Ноша становилась ему не под силу. И когда Наташа вселилась во всех людей, животных и птиц, стала всеми окружающими его предметами, когда каждое его прикосновение к живой или мертвой материи стало прикосновением к ее жаркой и легкой плоти, не из бедной решимости, из отчаяния он послал ей телеграмму: «Требуются ли еще седые человеческие волосы?» Ответ пришел, на удивление, быстро: «Да, да, да, срочно». В троекратно повторенном «да» проглянуло Гущину — и она тоскует. Его потрясло, что он тоже может быть для кого-то источником боли. За все эти мучительные дни ему ни разу не пришло на ум, что и Наташе плохо, что и она страдает, ему казалось — она должна воспринимать свое существование как беспрерывное счастье, ведь это так прекрасно и радостно быть ею!

Но теперь, узнав правду, он стал сильным.

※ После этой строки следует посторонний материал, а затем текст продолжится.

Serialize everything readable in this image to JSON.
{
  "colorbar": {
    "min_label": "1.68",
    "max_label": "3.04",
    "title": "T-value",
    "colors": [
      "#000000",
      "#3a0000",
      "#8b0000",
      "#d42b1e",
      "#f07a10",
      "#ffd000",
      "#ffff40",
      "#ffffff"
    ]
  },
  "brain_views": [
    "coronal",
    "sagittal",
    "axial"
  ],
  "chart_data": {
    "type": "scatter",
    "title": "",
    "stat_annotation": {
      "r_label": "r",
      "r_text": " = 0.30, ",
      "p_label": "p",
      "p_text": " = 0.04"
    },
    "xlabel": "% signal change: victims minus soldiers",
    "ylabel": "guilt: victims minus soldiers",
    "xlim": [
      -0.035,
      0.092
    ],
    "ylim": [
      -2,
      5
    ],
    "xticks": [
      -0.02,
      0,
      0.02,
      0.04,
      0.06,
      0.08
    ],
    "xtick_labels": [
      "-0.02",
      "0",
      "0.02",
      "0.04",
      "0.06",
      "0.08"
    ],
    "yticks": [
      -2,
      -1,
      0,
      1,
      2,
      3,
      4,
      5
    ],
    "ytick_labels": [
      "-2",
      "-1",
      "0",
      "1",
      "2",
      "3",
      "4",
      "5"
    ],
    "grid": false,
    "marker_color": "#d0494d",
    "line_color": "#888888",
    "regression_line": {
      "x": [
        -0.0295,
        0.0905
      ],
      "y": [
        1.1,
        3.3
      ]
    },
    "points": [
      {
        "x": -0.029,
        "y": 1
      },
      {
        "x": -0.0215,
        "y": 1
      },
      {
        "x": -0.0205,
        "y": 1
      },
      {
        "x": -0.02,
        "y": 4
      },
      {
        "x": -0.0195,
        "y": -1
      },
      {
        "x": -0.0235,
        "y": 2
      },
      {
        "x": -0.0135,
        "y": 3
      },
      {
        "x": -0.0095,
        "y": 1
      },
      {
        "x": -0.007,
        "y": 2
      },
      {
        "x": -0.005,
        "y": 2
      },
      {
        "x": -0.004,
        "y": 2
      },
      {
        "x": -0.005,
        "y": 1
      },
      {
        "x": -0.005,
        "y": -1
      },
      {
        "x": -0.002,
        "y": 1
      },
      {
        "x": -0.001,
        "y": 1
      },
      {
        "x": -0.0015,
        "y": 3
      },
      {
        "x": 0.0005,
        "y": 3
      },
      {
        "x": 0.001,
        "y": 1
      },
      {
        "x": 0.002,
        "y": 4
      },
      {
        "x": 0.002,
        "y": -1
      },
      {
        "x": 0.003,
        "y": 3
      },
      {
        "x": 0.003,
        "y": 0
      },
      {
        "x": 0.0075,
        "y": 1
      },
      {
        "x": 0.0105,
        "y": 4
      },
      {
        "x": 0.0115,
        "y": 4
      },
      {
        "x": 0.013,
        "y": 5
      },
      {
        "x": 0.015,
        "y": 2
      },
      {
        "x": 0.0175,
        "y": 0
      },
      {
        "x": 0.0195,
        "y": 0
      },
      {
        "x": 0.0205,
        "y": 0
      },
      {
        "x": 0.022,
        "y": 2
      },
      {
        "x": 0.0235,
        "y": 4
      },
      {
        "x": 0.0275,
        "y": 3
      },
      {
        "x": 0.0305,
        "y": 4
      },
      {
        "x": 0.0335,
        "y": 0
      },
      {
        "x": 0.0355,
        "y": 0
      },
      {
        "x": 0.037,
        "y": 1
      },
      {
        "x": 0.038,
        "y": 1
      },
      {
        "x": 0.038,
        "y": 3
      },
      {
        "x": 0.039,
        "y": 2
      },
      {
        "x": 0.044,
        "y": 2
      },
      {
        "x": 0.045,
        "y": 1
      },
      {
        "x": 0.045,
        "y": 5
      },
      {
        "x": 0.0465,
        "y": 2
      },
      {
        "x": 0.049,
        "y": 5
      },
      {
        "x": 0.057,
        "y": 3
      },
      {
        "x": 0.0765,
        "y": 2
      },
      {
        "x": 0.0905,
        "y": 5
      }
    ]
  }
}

Как все становится просто, когда принято решение! На службе сразу и во всем пошли ему навстречу, словно там давно уже ждали, что Гущину придется круто переменить судьбу. И жена не чинила ему препятствий, благодарно приняв все его условия. Она лишь сказала с каким-то нелепым торжеством:

— Видишь, я сразу угадала, откуда ветер дует! Как важно человеку хоть в чем-то быть правым!

А затем суетливо и бестолково принялась собирать Гущина, словно на войну: стирать и гладить его белье, рубашки, что-то штопать, подшивать. Гущину неприятно было видеть ее ссутулившуюся в нежданной и ненужной заботе спину.

Еще проще отнеслась к его уходу дочь.